Click any of the pictures for a bigger version.
Thing is, despite a couple of trips to the London Wetland Centre, I’m not at all interested in is wildlife photography. The hardcore wildlife cameraman will work for days or weeks or sometimes years to get the perfect shot of a subject in a way that doesn’t need manipulating. I have every admiration for somebody who can do that. If anyone is interested there are some pictures here from an excellent wildlife photographer called Darren Williams who comes from Norfolk. But it isn’t me.
So, why go to LWC which is set up for wildlife? And why twice in a very few weeks? It’s because the material for making great pictures is there whether or not you are interested in the wildlife.

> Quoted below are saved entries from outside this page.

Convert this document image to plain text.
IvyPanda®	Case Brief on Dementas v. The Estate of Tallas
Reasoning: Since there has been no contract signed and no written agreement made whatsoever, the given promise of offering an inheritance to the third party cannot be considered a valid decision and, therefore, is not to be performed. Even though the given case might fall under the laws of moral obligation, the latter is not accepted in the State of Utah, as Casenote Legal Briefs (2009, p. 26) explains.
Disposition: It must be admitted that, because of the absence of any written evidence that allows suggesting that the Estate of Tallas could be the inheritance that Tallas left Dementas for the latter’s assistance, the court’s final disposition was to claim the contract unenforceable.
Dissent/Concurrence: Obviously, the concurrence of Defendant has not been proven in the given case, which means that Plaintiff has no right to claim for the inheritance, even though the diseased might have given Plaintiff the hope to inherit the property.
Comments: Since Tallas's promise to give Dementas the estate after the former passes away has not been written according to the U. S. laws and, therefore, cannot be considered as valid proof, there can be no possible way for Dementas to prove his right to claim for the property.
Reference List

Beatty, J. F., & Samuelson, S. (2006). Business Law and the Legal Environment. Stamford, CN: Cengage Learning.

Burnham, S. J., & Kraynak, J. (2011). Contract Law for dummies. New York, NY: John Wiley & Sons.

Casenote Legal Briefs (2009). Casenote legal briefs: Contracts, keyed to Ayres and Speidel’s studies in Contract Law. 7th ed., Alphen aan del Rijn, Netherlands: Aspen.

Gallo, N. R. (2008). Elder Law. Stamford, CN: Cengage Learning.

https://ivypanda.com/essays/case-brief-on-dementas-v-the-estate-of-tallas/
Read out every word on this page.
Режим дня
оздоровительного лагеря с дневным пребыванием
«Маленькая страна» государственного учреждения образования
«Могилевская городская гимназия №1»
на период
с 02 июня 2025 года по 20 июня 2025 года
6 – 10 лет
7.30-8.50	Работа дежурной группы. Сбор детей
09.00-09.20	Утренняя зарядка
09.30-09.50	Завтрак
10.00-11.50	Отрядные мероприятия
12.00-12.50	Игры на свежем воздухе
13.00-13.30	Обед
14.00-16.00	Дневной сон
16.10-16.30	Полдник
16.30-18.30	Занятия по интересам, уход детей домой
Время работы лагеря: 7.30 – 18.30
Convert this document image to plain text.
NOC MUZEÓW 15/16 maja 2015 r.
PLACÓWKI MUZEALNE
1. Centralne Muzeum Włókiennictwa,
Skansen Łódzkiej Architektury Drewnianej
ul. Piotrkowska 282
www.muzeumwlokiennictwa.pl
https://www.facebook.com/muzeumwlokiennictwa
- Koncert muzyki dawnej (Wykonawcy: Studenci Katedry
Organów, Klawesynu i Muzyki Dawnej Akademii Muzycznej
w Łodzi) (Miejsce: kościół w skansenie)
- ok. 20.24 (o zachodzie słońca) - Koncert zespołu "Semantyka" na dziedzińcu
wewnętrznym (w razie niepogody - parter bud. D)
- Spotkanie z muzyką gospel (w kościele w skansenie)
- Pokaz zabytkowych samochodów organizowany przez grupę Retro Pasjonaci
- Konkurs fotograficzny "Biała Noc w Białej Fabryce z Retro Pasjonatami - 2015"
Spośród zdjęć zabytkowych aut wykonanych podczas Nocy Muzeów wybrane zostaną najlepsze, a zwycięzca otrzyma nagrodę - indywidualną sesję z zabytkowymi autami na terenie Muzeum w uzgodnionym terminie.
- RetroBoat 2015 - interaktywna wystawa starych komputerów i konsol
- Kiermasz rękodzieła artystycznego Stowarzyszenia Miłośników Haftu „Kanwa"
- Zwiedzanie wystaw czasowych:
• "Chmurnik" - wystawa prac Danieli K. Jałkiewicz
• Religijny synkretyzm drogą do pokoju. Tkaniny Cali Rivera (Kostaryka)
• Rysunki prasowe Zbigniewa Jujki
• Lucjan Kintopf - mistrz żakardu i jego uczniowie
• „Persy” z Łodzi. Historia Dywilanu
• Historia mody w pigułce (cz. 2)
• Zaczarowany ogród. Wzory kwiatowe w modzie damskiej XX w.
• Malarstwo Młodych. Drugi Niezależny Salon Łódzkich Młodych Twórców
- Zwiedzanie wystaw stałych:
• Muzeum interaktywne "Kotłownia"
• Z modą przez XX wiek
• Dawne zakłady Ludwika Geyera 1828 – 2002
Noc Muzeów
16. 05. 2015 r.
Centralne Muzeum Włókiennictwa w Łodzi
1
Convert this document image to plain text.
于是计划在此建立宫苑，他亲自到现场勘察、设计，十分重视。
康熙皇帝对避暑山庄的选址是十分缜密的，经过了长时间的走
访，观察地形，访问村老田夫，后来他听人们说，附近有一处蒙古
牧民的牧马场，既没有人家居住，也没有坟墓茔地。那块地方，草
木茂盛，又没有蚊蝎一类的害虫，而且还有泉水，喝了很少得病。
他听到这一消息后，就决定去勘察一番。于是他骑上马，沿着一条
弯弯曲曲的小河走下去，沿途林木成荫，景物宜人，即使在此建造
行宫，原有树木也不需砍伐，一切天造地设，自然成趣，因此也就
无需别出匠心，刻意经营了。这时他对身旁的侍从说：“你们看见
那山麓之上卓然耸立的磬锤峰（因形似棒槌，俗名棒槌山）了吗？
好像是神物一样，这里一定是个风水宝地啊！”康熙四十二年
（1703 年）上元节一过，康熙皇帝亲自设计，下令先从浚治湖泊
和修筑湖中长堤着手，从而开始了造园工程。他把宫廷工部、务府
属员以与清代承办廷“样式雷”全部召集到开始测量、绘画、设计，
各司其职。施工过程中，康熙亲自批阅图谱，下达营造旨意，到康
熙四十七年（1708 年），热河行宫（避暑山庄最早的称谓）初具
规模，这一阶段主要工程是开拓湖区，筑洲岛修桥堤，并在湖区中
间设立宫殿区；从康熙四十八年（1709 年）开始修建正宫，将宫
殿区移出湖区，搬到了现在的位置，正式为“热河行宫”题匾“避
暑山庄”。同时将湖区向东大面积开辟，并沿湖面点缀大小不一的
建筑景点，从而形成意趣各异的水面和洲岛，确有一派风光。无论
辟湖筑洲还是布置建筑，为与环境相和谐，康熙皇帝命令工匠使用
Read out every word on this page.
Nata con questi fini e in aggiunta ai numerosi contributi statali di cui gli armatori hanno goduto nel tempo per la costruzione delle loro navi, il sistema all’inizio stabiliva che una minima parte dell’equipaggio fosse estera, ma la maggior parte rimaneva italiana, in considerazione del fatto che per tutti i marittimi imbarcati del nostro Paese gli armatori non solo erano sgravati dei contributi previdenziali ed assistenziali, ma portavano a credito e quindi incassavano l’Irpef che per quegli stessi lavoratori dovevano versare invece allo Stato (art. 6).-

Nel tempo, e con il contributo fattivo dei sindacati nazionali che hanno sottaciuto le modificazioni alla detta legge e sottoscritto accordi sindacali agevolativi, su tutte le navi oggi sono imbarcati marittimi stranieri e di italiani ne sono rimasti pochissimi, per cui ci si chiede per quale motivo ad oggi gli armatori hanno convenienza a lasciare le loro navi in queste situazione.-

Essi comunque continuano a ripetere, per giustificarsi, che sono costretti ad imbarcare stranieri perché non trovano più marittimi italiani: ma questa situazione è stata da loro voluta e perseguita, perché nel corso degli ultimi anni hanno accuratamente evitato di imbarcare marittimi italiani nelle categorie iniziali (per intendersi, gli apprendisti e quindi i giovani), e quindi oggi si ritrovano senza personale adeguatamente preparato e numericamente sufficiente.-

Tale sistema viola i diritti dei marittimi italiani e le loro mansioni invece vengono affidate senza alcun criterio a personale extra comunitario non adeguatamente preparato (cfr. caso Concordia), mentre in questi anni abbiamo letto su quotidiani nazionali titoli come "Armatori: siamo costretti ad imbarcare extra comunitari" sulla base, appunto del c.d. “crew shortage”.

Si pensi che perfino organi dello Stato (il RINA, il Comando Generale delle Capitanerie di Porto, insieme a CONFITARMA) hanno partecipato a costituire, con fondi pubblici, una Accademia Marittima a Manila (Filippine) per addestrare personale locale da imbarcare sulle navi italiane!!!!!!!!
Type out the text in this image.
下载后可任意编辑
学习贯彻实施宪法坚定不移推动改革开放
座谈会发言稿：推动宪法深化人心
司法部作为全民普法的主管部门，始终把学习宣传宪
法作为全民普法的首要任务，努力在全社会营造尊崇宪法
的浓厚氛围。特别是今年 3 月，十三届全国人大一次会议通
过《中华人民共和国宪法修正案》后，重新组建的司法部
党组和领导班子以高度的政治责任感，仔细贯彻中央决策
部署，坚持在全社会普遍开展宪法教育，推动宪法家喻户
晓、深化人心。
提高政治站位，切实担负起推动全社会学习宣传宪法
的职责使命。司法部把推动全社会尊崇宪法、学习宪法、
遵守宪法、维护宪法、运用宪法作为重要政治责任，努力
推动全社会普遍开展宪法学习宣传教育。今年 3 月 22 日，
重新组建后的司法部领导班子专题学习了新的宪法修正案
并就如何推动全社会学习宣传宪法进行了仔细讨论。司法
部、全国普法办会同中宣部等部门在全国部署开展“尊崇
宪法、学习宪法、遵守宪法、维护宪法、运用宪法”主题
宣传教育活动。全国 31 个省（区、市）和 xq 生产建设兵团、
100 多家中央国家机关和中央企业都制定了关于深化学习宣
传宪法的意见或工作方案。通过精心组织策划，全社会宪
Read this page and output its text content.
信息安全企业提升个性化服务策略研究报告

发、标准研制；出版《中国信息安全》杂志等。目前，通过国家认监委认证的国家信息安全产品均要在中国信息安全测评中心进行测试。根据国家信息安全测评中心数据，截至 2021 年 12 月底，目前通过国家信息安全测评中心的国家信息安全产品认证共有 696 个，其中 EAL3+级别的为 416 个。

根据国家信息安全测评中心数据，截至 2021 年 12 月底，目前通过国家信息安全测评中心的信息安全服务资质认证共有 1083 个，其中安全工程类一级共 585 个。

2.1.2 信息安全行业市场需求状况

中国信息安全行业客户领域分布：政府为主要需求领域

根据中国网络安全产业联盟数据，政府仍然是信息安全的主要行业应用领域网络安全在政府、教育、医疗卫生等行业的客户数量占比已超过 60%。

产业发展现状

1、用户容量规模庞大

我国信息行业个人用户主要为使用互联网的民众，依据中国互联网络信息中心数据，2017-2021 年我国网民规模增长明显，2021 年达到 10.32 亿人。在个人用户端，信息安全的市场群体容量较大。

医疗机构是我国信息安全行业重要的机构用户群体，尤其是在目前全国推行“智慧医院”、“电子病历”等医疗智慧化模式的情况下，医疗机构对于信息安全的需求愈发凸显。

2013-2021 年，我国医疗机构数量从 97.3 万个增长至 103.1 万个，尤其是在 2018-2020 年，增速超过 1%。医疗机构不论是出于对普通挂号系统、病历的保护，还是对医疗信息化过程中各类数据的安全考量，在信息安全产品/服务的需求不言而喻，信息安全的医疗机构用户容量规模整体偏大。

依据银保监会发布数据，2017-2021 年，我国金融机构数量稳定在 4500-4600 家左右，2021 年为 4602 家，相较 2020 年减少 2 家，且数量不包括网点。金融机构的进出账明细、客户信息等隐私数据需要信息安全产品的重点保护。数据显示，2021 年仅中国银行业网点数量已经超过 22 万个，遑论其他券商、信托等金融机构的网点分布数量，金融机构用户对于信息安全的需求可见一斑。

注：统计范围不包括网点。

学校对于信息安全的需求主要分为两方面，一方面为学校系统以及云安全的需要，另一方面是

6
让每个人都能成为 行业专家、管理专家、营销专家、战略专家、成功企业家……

I can’t enter any of these into wildlife / natural history competitions because they have been mucked about with too much, but they make me happy. LWC has some specific ponds for the casual visitor but also some decent looking hides for the more bird enthusiast. There always seems to be a steady stream of people on camouflage with serious looking spotting scopes. I was greeted by a bloke with industrial sized binoculars on the most recent visit who told me that there had been kingfisher sightings that day. I didn’t actually see one but, for a photographer, I miss an awful lot 🙂 Whatever the reason for your visit, it’s a great day.
Otters at the London Wetland Centre
It’s no surprise that the otters steal the show. They are active, quick, intelligent and adorable. LWC as a pair of what I believe to be Asian Short-Clawed Otters but what they might lack in fingernails they make up for with teeth like stilettos – long, thin, pointed and deadly!
Otters browse through most of the day and, obligingly, two of their four feeds happen when the park is open. This was at 11.00AM and 2.00PM when I was there. They anticipate the keeper arriving with a bucket of fish and crabs by racing around their habitat mewing and growling. They seem to do everything together and are rarely far apart. When the food does arrive it is distributed around the enclosure but they seem very happy to come and sit on the rocks in easy view of the odd photographer to eat it.
They are genuinely engaging and well worth the time taken in setting up in a good spot and waiting. Try to go midweek out of school holidays if you can.
I’m attempting to record behaviour here. Nothing very aesthetic but trying to show that these cute little animals are actually deadly killers at the top of their food chain. But cute nonetheless. There didn’t seem much reason to resist the urge to edit them a bit though 🙂
Click on these too.
The real treasure is the number and variety of birds. The examples here are limited but with a bit of dedication a visitor can tick off a pretty good number of species. These pictures reflect my ideas about what makes an interesting picture. The mallard might be pretty common everywhere but I find them no less interesting than more exotic birds. The next few photos are mostly just playing. Also, although I can tell you that the family Corvidae are crow like birds I couldn’t actually tell the difference between a raven and a jackdaw so don’t take any names as being accurate. I’m quite fond of pigeons though 🙂
These are Berwick swans. I just like the atmosphere and the patterns.
An interloper stealing nesting material.
This is a Canada Goose (I think) but the habit of sleeping like this looked kind of snuggly and it made a lovely abstract pattern. Actually, it turns out to have been a bizarre self-portrait.
This was the picture I had in my head prior but it wasn’t possible to frame it this way through the viewfinder. It took a bit of jiggery pokery and a lot of cloning to simply the scene. The mono treatment is to try to emphasise the sinuous curves of the crane against the hard straight lines of the bamboo.
And finally, Mrs and Mr Mallard – Thanks so much for taking the time to look.